With Vladimir (972-1015), fifth “Grand Duke of Kiev,” Rus, as the new principality called itself, became Christian (989). Vladimir married the sister of the Emperor Basil II, and thereafter, till 1917, Russia, in religion, alphabet, coinage, and art, was a daughter of Byzantium. Greek priests explained to Vladimir the divine origin and right of kings, and the usefulness of this doctrine in promoting social order and monarchical stability.39 Under Vladimir’s son Yaroslav (1036-54) the Kievan state reached its zenith. Its authority was loosely acknowledged, and taxes were received by it, from Lake Ladoga and the Baltic to the Caspian, the Caucasus, and the Black Sea. The Scandinavian invaders were absorbed, and Slav blood and speech prevailed. Social organization was frankly aristocratic; the prince entrusted administration and defense to a higher nobility of boyars, and a lesser nobility of dietski or otroki— pages or retainers; below these came the merchants, the townspeople, the semiservile peasantry, and the slaves.

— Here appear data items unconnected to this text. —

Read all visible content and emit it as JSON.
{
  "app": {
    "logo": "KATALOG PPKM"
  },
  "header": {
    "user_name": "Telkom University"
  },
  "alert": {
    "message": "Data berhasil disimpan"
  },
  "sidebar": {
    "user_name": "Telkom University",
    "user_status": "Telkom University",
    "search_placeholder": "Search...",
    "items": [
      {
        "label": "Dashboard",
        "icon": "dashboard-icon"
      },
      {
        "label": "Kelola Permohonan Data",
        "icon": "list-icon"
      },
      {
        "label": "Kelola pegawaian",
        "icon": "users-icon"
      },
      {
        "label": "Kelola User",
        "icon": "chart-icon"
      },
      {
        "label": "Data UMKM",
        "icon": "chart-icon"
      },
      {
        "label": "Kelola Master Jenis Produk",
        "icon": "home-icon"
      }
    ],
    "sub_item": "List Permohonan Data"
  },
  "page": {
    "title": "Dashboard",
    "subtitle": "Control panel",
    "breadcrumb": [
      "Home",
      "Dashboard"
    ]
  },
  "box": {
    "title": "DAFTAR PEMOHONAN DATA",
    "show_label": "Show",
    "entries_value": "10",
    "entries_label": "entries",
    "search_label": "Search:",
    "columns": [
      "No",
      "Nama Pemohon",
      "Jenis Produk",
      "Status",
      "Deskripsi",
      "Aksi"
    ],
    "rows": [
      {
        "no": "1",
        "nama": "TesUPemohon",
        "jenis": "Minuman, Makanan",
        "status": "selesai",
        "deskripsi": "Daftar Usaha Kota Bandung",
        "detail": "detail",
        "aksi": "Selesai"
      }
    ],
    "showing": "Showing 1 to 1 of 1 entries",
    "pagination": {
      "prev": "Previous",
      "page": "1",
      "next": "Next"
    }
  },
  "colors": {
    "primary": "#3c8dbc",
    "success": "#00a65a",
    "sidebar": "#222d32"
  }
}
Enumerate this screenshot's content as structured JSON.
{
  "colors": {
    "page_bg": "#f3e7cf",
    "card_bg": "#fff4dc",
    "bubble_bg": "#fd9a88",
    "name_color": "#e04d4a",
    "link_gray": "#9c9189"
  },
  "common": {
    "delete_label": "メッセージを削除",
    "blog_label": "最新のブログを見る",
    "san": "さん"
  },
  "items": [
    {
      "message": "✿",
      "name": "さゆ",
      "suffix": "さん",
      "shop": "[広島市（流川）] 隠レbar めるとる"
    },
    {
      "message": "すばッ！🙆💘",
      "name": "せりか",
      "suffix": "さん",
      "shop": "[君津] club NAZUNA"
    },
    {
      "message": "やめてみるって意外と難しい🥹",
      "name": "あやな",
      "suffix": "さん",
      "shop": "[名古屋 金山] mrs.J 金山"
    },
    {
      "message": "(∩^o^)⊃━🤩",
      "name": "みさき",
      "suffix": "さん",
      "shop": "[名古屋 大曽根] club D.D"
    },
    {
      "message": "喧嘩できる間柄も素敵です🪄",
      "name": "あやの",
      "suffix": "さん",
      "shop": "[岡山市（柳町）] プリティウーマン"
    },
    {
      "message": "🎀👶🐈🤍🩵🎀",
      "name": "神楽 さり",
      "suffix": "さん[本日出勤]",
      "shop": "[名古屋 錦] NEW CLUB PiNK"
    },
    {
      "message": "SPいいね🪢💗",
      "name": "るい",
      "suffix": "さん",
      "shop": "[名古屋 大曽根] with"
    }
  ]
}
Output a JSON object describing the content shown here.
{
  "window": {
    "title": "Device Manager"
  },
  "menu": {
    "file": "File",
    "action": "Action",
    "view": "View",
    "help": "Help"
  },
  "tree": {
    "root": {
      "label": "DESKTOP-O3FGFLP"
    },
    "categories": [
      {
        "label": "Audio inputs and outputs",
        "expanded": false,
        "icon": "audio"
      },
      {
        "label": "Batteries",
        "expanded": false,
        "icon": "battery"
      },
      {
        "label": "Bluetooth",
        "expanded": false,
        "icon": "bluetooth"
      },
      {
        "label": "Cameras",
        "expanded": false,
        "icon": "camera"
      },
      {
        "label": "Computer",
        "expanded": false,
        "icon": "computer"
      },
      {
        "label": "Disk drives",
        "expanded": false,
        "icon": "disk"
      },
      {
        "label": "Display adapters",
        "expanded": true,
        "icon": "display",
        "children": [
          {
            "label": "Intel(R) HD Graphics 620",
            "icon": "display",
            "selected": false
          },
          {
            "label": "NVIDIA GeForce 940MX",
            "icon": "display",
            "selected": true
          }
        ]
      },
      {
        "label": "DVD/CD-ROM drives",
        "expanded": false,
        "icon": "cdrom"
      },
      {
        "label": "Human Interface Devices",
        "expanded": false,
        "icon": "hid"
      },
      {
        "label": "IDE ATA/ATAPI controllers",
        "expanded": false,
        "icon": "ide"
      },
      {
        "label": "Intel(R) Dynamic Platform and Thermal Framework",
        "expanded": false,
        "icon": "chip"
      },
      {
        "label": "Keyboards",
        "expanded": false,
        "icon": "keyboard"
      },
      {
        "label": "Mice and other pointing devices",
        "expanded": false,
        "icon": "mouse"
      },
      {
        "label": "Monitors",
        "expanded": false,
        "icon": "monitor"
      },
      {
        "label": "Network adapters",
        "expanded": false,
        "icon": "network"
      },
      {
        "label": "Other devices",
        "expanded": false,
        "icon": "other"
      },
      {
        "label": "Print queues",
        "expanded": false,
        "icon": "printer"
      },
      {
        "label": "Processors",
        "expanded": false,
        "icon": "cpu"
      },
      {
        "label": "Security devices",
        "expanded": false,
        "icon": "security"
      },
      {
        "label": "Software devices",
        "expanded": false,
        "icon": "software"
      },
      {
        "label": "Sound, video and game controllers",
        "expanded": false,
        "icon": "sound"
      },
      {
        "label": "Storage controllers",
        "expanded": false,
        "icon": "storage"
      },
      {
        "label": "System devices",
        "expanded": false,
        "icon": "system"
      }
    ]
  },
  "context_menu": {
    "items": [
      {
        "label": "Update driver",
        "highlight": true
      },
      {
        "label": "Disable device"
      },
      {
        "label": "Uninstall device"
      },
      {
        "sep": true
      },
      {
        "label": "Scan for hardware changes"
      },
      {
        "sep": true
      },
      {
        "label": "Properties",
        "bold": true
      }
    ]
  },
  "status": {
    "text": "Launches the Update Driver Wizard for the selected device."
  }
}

A code of laws—Russkaya Pravda, or Russian Right—sanctioned private revenge, the judicial duel, and the compurgative oath, but established trial by a jury of twelve citizens.40 Vladimir founded a school for boys at Kiev, Yaroslav another at Novgorod. Kiev, the meeting point of boats from the Volkhov, the Dvina, and the lower Dnieper, took toll of all passing merchandise. Soon it was rich enough to build 400 churches and a great cathedral—another St. Sophia—in the Byzantine style. Greek artists were imported to decorate these buildings with mosaics, frescoes, and other Byzantine ornament; and Greek music entered to prepare for the triumphs of Russian choral song. Slowly Russia lifted itself out of its dirt and dust, built palaces for its princes, raised cupolas above huts of mud, and out of the patient strength of its people reared little isles of civilization in a still barbarous sea.